Campement de Nenets, peuple nomade de la péninsule de Yamal (Russie) © CC-BY-4.0/Sergey.vlad.popovWikiCommons

Selon Charles Stépanoff, l’apparition des villes marque « une rupture radicale sur les plans écologique et cosmologique ». Séparant espace habité et milieu nourricier, les villes encouragent l’exploitation intensive de l’environnement et la domination des paysans. Cela est bien connu. Mais l’auteur va plus loin – et malheureusement trop loin. « La ville ne peut exister », écrit-il, « sans un pouvoir centralisé régissant des zones d’approvisionnement et maîtrisant la force de travail de leurs habitants afin qu’ils produisent des choses détachées. » La ville exerce en outre « un monopole sur la communication avec l’immaîtrisable » et développe des « savoirs scientifiques qui remplacent les savoirs locaux », car « elle doit produire des savoirs abstraits pour se rattacher au monde par-dessus les murailles qui l’entourent ».

En réalité, toutes les villes n’ont pas été entourées de murailles, toutes n’ont pas monopolisé la communication avec le non-humain, toutes n’ont pas produit des savoirs abstraits et toutes n’ont pas contrôlé le travail des populations alentours. La plupart sont restées intimement liées à leur arrière-pays jusqu’à l’invention du chemin de fer et ont entretenu avec les populations paysannes des échanges surtout marchands (le marché est souvent ce qui distingue la ville du village).

Tout au long de cette troisième partie, l’auteur identifie des mécanismes de domination, mais il ne dessine pas de modèle général. Dans certains cas, la différenciation peut créer des monopoles sur le non-humain, qui peut produire des inégalités, qui peuvent légitimer la hiérarchie, qui peut s’appuyer sur la division du travail. Mais pas dans d’autres cas, et on ne comprend pas vraiment pourquoi. Les affirmations avancées sont souvent des hypothèses, ou des extrapolations à partir d’un ou deux exemples, ou des reformulations de thèses connues, ou des raisonnements circulaires. Par exemple, pourquoi certains immenses villages de la culture néolithique Trypillia ne sont-ils pas devenus des villes ? « Sans doute la raison tient-elle précisément à cette absence, dans la culture Trypillia, de rupture urbaine et au maintien par chaque unité domestique d’un tissu de liens d’attachement métaboliques et mentaux avec le milieu vivant. » Autrement dit, ces villages ne sont pas devenus des villes parce qu’il n’y a pas eu de rupture urbaine.

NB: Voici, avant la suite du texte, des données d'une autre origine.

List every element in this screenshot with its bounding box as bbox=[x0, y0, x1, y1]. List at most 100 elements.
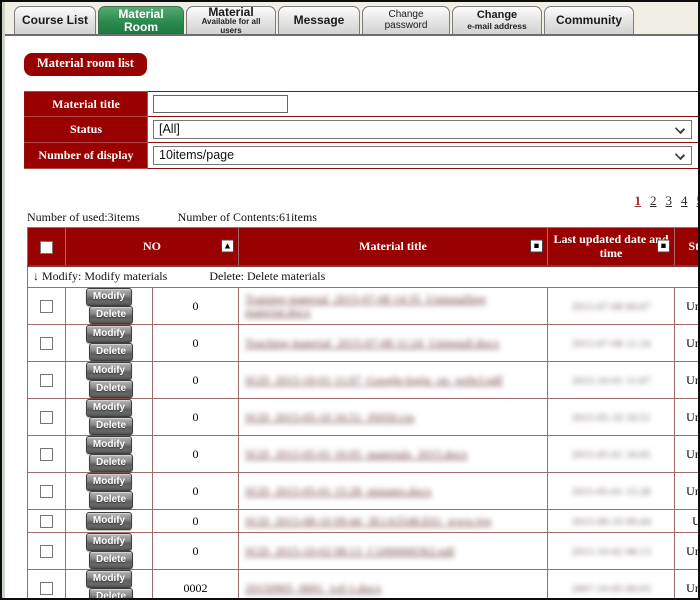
sort-asc-icon[interactable]: ▲ bbox=[221, 240, 234, 253]
header-last-updated: Last updated date and time ■ bbox=[548, 228, 675, 266]
table-row: ModifyDelete 0 SGD_2015-10-02 08:13_C100… bbox=[28, 533, 700, 570]
status-cell: Unused bbox=[675, 570, 700, 600]
delete-button[interactable]: Delete bbox=[89, 588, 133, 600]
row-checkbox[interactable] bbox=[40, 545, 53, 558]
pagination-top: 12345 bbox=[2, 193, 700, 209]
tab-message[interactable]: Message bbox=[278, 6, 360, 34]
page-number-1[interactable]: 1 bbox=[635, 193, 642, 208]
material-title-input[interactable] bbox=[153, 95, 288, 113]
material-title-link[interactable]: 20150905_0691_1of-1.docx bbox=[245, 582, 541, 595]
updated-date: 2015-07-08 11:24 bbox=[572, 338, 651, 350]
material-title-link[interactable]: Training material_2015-07-08 14:35_Unins… bbox=[245, 293, 541, 319]
sort-icon[interactable]: ■ bbox=[657, 240, 670, 253]
row-no: 0 bbox=[153, 510, 239, 533]
material-title-link[interactable]: SGD_2015-05-01 16:05_materials_2015.docx bbox=[245, 448, 541, 461]
status-select-value: [All] bbox=[159, 122, 180, 136]
table-header-row: NO ▲ Material title ■ Last updated date … bbox=[28, 228, 700, 266]
row-checkbox[interactable] bbox=[40, 448, 53, 461]
delete-button[interactable]: Delete bbox=[89, 551, 133, 569]
status-cell: Used bbox=[675, 510, 700, 533]
material-title-link[interactable]: SGD_2015-05-10 16:51_JS050.css bbox=[245, 411, 541, 424]
delete-button[interactable]: Delete bbox=[89, 380, 133, 398]
status-cell: Unused bbox=[675, 288, 700, 325]
tab-material-room[interactable]: Material Room bbox=[98, 6, 184, 34]
modify-button[interactable]: Modify bbox=[86, 325, 132, 343]
header-status: Status bbox=[675, 228, 700, 266]
page-number-3[interactable]: 3 bbox=[666, 193, 673, 208]
updated-date: 2007-10-05 00:03 bbox=[571, 583, 650, 595]
tab-community[interactable]: Community bbox=[544, 6, 634, 34]
material-title-link[interactable]: SGD_2015-05-01 15:28_minutes.docx bbox=[245, 485, 541, 498]
page-number-2[interactable]: 2 bbox=[650, 193, 657, 208]
tab-label: Change password bbox=[369, 10, 443, 31]
display-count-select[interactable]: 10items/page bbox=[153, 146, 692, 165]
header-updated-label: Last updated date and time bbox=[553, 232, 668, 260]
material-title-link[interactable]: SGD_2015-08-10 09:44_3E1A5548.E01_www.jp… bbox=[245, 515, 541, 528]
tab-label: Community bbox=[556, 14, 622, 27]
modify-button[interactable]: Modify bbox=[86, 512, 132, 530]
sort-icon[interactable]: ■ bbox=[530, 240, 543, 253]
row-checkbox[interactable] bbox=[40, 300, 53, 313]
modify-button[interactable]: Modify bbox=[86, 399, 132, 417]
row-checkbox[interactable] bbox=[40, 485, 53, 498]
table-row: ModifyDelete 0 SGD_2015-05-10 16:51_JS05… bbox=[28, 399, 700, 436]
delete-button[interactable]: Delete bbox=[89, 343, 133, 361]
modify-button[interactable]: Modify bbox=[86, 473, 132, 491]
updated-date: 2015-05-01 16:05 bbox=[571, 449, 650, 461]
updated-date: 2015-08-10 09:44 bbox=[571, 516, 650, 528]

Alors que Charles Stépanoff consacre de longues pages passionnantes aux cosmogonies des chasseurs-cueilleurs, des pasteurs et des cultivateurs, il délaisse largement cette dimension symbolique dans la troisième partie, alors même que le pouvoir des dominants est censé découler de leurs « monopoles sur des relations au-delà de l’humain ». Il ne consacre ainsi qu’un paragraphe aux représentations mentales de la nature propres aux citadins et aux rois, sans s’intéresser à leur impact sur les mythes traditionnels et sur les relations symboliques que les individus détachés entretiennent avec les non-humains (le livre ne cite ni Georges Dumézil, ni Paul Veyne, ni Jean Bottéro, ni Jean-Pierre Vernant, ni Marcel Detienne). Faute de comparer les représentations des dominants et celles des dominés, l’auteur ne peut démontrer que les premiers exercent « un monopole de la violence symbolique légitime », selon l’expression de Bourdieu. L’assimilation des gens du commun à des individus détachés mériterait donc d’être relativisée, et avec elle la rupture symbolique que représenterait l’apparition des villes.

Traitant en cinquante pages d’institutions aussi complexes que les villes et les États, la fin du livre s’éloigne de ses sujets humains et non humains pour faire place à des groupes abstraits (« communautés locales », « élites », « experts ») soumis à la mécanique de concepts aux contours flous (« la ville », « l’État », « la hiérarchie », « la division du travail »). Des notions fondamentales sont mobilisées de façon sporadique et sans être définies (féodalisme, marché, salariat, capitalisme, civilisation). L’invention de l’écriture, l’institution de la propriété, les débuts de la science, la Chine et la Grèce antiques sont évoqués en quelques lignes, à partir d’une poignée de références. Les lectures deviennent plus lacunaires et plus datées (si l’on excepte un passage sur Hawaii, le chapitre sur l’État ne cite que six livres, dont quatre ont plus de quarante ans).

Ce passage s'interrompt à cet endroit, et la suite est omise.